2016/02/15(月)「チャッピー」

 デビュー作の「第9地区」で高く評価されたニール・ブロムカンプ監督の3作目。ブロムカンプは2作目の「エリジウム」が今一つの出来だったし、「チャッピー」日本公開版は残酷シーンをカットしたものという情報が流れたので劇場公開時には見る気をすっかりなくしてしまっていた。というわけでWOWOWで見た。

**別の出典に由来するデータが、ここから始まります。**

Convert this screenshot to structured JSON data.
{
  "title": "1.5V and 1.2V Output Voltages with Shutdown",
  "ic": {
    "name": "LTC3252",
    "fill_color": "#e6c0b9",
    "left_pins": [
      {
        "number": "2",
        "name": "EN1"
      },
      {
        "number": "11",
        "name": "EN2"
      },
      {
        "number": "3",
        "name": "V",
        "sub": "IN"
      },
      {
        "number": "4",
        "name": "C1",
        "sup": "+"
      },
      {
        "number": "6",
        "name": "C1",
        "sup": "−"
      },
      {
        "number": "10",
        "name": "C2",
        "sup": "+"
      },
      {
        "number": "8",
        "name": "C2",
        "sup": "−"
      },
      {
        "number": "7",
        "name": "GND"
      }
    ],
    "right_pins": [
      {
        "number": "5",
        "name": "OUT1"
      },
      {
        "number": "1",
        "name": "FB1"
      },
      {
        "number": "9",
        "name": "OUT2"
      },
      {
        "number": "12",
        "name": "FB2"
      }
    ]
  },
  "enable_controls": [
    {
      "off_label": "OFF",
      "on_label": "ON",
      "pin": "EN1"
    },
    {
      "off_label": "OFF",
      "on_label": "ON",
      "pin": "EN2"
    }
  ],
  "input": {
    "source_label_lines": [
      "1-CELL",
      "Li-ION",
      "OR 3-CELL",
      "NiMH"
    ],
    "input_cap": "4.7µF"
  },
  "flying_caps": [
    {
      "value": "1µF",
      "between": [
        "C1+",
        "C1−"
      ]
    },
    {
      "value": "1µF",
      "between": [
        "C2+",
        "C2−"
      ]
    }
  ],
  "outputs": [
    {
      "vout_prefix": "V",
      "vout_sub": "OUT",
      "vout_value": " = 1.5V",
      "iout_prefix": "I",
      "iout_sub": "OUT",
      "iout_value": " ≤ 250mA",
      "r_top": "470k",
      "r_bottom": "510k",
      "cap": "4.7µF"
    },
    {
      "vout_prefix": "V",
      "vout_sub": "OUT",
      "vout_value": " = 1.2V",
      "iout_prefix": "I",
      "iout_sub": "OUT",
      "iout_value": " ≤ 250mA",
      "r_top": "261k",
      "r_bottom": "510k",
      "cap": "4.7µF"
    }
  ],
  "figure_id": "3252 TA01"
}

 中盤までは普通の出来で見逃しても全然かまわなかったなと思いながら迎えた終盤の展開がとても興味深かった。「第9地区」のラストに通じるものがあるのだ。というか、あれを発展させたのが「チャッピー」の終盤ということになる。

 「ロボコップ」の引用みたいなこの映画の設定(ED-209によく似たロボットも登場する)を見ると、ブロムカンプはSF好きということがよく分かるが、それ以上に人種差別というテーマと深くかかわる映画を作り続けている監督なのだと思う。南アフリカを舞台にエビという蔑称でバカにされ、スラムに押し込められたエイリアンと人間の関係を描いた「第9地区」、富裕層と貧困層に明確に分かれた世界を描く「エリジウム」にもそのテーマは明確にあった。

 「チャッピー」ではどうか。これはA.I.を与えられた警官ロボットが徐々に自我に目覚めるという物語だ。チャッピーと名づけられたロボットはギャングの手に落ち、悪に染まっていくが、バッテリーが残りわずかになって死に行く自分を助けるためにある手段を活用する。終盤に至って外見よりも意識が重要というテーマがはっきりと浮かび上がってくる。

 映画全体に東洋趣味(日本趣味?)がある。ギャングの男はニンジャという名前で(この俳優、芸名もNinjaだ)、そのズボンには「テンション」と片仮名で書かれていたりする。そのためもあって終盤の展開は仏教の輪廻転生も思い起こさせた。僕はこの終盤だけでも買いだと思う。

 ところが、各メディアのレビューから算出したMetacriticのMETAスコアは41点と著しく低い。あまりに低すぎるので、IMDbのユーザーレビューに「Shame on Metacritic and others(メタクリティックその他は恥を知れ)」と怒りのレビューを投稿している人がいた。